Research on the Risks of Financial Informatization Construction in Colleges and Universities, Its Prevention and Control and Path Optimization
Published Online: Sep 26, 2025
Received: Jan 09, 2025
Accepted: Apr 29, 2025
DOI: https://doi.org/10.2478/amns-2025-1039
Keywords
© 2025 Xin Lv, published by Sciendo.
This work is licensed under the Creative Commons Attribution 4.0 International License.
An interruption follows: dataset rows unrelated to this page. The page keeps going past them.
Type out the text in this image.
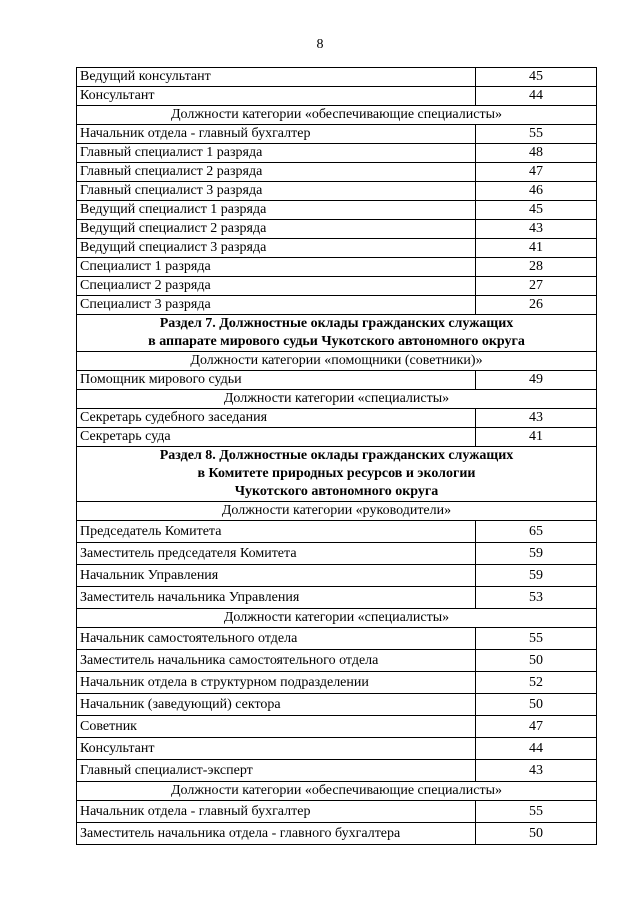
8
Ведущий консультант	45
Консультант	44
Должности категории «обеспечивающие специалисты»	
Начальник отдела - главный бухгалтер	55
Главный специалист 1 разряда	48
Главный специалист 2 разряда	47
Главный специалист 3 разряда	46
Ведущий специалист 1 разряда	45
Ведущий специалист 2 разряда	43
Ведущий специалист 3 разряда	41
Специалист 1 разряда	28
Специалист 2 разряда	27
Специалист 3 разряда	26

Раздел 7. Должностные оклады гражданских служащих
в аппарате мирового судьи Чукотского автономного округа	

Должности категории «помощники (советники)»	
Помощник мирового судьи	49
Должности категории «специалисты»	
Секретарь судебного заседания	43
Секретарь суда	41

Раздел 8. Должностные оклады гражданских служащих
в Комитете природных ресурсов и экологии
Чукотского автономного округа	

Должности категории «руководители»	
Председатель Комитета	65
Заместитель председателя Комитета	59
Начальник Управления	59
Заместитель начальника Управления	53
Должности категории «специалисты»	
Начальник самостоятельного отдела	55
Заместитель начальника самостоятельного отдела	50
Начальник отдела в структурном подразделении	52
Начальник (заведующий) сектора	50
Советник	47
Консультант	44
Главный специалист-эксперт	43
Должности категории «обеспечивающие специалисты»	
Начальник отдела - главный бухгалтер	55
Заместитель начальника отдела - главного бухгалтера	50
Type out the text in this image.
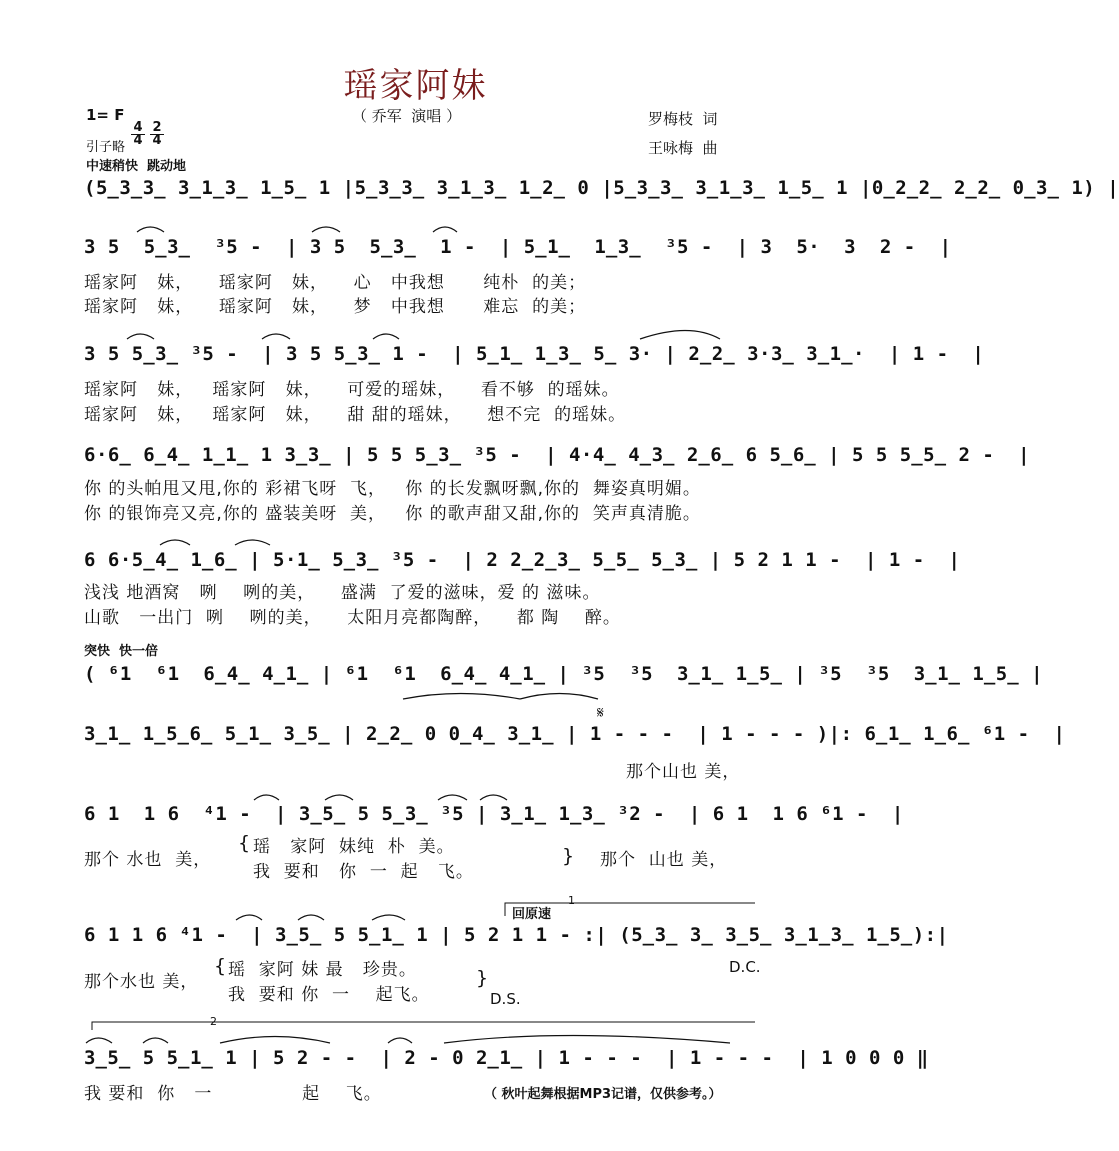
瑶家阿妹
1= F

4
4

2
4

（ 乔军  演唱 ）	罗梅枝  词
王咏梅  曲
引子略
中速稍快  跳动地
(5̲3̲3̲ 3̲1̲3̲ 1̲5̲ 1 |5̲3̲3̲ 3̲1̲3̲ 1̲2̲ 0 |5̲3̲3̲ 3̲1̲3̲ 1̲5̲ 1 |0̲2̲2̲ 2̲2̲ 0̲3̲ 1) |
3 5  5̲3̲  ³5 -  | 3 5  5̲3̲  1 -  | 5̲1̲  1̲3̲  ³5 -  | 3  5·  3  2 -  |
瑶家阿   妹，    瑶家阿   妹，    心   中我想      纯朴  的美；
瑶家阿   妹，    瑶家阿   妹，    梦   中我想      难忘  的美；
3 5 5̲3̲ ³5 -  | 3 5 5̲3̲ 1 -  | 5̲1̲ 1̲3̲ 5̲ 3· | 2̲2̲ 3·3̲ 3̲1̲·  | 1 -  |
瑶家阿   妹，   瑶家阿   妹，    可爱的瑶妹，    看不够  的瑶妹。
瑶家阿   妹，   瑶家阿   妹，    甜 甜的瑶妹，    想不完  的瑶妹。
6·6̲ 6̲4̲ 1̲1̲ 1 3̲3̲ | 5 5 5̲3̲ ³5 -  | 4·4̲ 4̲3̲ 2̲6̲ 6 5̲6̲ | 5 5 5̲5̲ 2 -  |
你 的头帕甩又甩,你的 彩裙飞呀  飞，   你 的长发飘呀飘,你的  舞姿真明媚。
你 的银饰亮又亮,你的 盛装美呀  美，   你 的歌声甜又甜,你的  笑声真清脆。
6 6·5̲4̲ 1̲6̲ | 5·1̲ 5̲3̲ ³5 -  | 2 2̲2̲3̲ 5̲5̲ 5̲3̲ | 5 2 1 1 -  | 1 -  |
浅浅 地酒窝   咧    咧的美，    盛满  了爱的滋味，爱 的 滋味。
山歌   一出门  咧    咧的美，    太阳月亮都陶醉，    都 陶    醉。
突快  快一倍
( ⁶1  ⁶1  6̲4̲ 4̲1̲ | ⁶1  ⁶1  6̲4̲ 4̲1̲ | ³5  ³5  3̲1̲ 1̲5̲ | ³5  ³5  3̲1̲ 1̲5̲ |
3̲1̲ 1̲5̲6̲ 5̲1̲ 3̲5̲ | 2̲2̲ 0 0̲4̲ 3̲1̲ | 1 - - -  | 1 - - - )|: 6̲1̲ 1̲6̲ ⁶1 -  |
那个山也 美，
6 1  1 6  ⁴1 -  | 3̲5̲ 5 5̲3̲ ³5 | 3̲1̲ 1̲3̲ ³2 -  | 6 1  1 6 ⁶1 -  |
那个 水也  美，
{ 瑶   家阿  妹纯  朴  美。
我  要和   你  一  起   飞。
} 那个  山也 美，
回原速
1
6 1 1 6 ⁴1 -  | 3̲5̲ 5 5̲1̲ 1 | 5 2 1 1 - :| (5̲3̲ 3̲ 3̲5̲ 3̲1̲3̲ 1̲5̲):|
那个水也 美，
{ 瑶  家阿 妹 最   珍贵。
我  要和 你  一    起飞。
}
D.S.
D.C.
2
3̲5̲ 5 5̲1̲ 1 | 5 2 - -  | 2 - 0 2̲1̲ | 1 - - -  | 1 - - -  | 1 0 0 0 ‖
我 要和  你   一              起    飞。	（ 秋叶起舞根据MP3记谱，仅供参考。）
𝄋
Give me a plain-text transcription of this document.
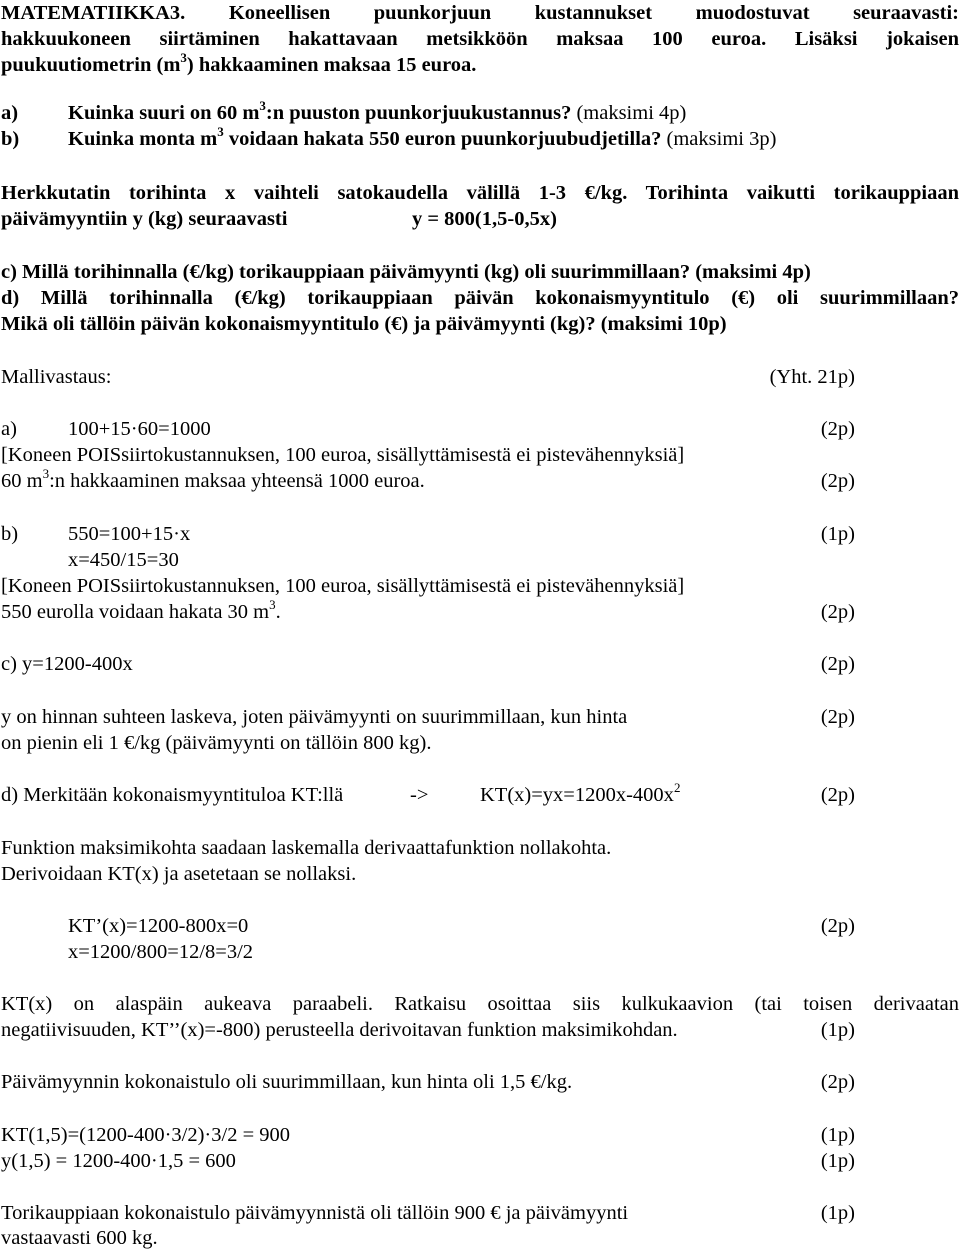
MATEMATIIKKA3. Koneellisen puunkorjuun kustannukset muodostuvat seuraavasti:
hakkuukoneen siirtäminen hakattavaan metsikköön maksaa 100 euroa. Lisäksi jokaisen
puukuutiometrin $(m^3)$ hakkaaminen maksaa 15 euroa.
a) Kuinka suuri on 60 $m^3:n$ puuston puunkorjuukustannus? (maksimi 4p)
b) Kuinka monta $m^3$ voidaan hakata 550 euron puunkorjuubudjetilla? (maksimi 3p)
Herkkutatin torihinta x vaihteli satokaudella välillä 1-3 €/kg. Torihinta vaikutti torikauppiaan
päivämyyntiin y (kg) seuraavasti	y = 800(1,5-0,5x)
c) Millä torihinnalla (€/kg) torikauppiaan päivämyynti (kg) oli suurimmillaan? (maksimi 4p)
d) Millä torihinnalla (€/kg) torikauppiaan päivän kokonaismyyntitulo (€) oli suurimmillaan?
Mikä oli tällöin päivän kokonaismyyntitulo (€) ja päivämyynti (kg)? (maksimi 10p)
Mallivastaus:	(Yht. 21p)
a) 100+15·60=1000	(2p)
[Koneen POISsiirtokustannuksen, 100 euroa, sisällyttämisestä ei pistevähennyksiä]
60 $m^3:n$ hakkaaminen maksaa yhteensä 1000 euroa.	(2p)
b) 550=100+15·x	(1p)
x=450/15=30
[Koneen POISsiirtokustannuksen, 100 euroa, sisällyttämisestä ei pistevähennyksiä]
550 eurolla voidaan hakata 30 $m^3$.	(2p)
c) y=1200-400x	(2p)
y on hinnan suhteen laskeva, joten päivämyynti on suurimmillaan, kun hinta	(2p)
on pienin eli 1 €/kg (päivämyynti on tällöin 800 kg).
d) Merkitään kokonaismyyntituloa KT:llä	->	$KT(x)=yx=1200x-400x^2$	(2p)
Funktion maksimikohta saadaan laskemalla derivaattafunktion nollakohta.
Derivoidaan KT(x) ja asetetaan se nollaksi.
KT’(x)=1200-800x=0	(2p)
x=1200/800=12/8=3/2
KT(x) on alaspäin aukeava paraabeli. Ratkaisu osoittaa siis kulkukaavion (tai toisen derivaatan
negatiivisuuden, KT’’(x)=-800) perusteella derivoitavan funktion maksimikohdan.	(1p)
Päivämyynnin kokonaistulo oli suurimmillaan, kun hinta oli 1,5 €/kg.	(2p)
KT(1,5)=(1200-400·3/2)·3/2 = 900	(1p)
y(1,5) = 1200-400·1,5 = 600	(1p)
Torikauppiaan kokonaistulo päivämyynnistä oli tällöin 900 € ja päivämyynti	(1p)
vastaavasti 600 kg.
With the rapid growth of the demand for college and university funding, the financial management of colleges and universities from the traditional meaning of the risk-free state to the risky mode of change, for the college and university financial risk of accurate and reasonable prevention and control has become an important issue that needs to be resolved at this stage. This paper selects a university finance as the research object, designs 12 financial indicators as sample data, processes the financial risk indicator system through principal component analysis, and obtains 8 principal factor components as the input data of the risk prediction model. Then the particle swarm algorithm is combined with BP neural network to overcome the defects of BP neural network as a way to strengthen its prediction accuracy of financial risk. Through simulation experiments, comparative analysis of prediction rates of different models, it is found that the PSO-BP prediction model achieves an identification accuracy of 91.7% for 60 test samples, which improves the identification correctness by 23.7% and 8.4% compared with the traditional BP model and GA-BP model, respectively. It confirms that the PSO-BP neural network model has a higher prediction rate and is effective in introducing university finance for risk prediction. Finally, the article proposes an optimization strategy for the path of university finance information technology construction, in order to improve the effectiveness of university finance information technology construction.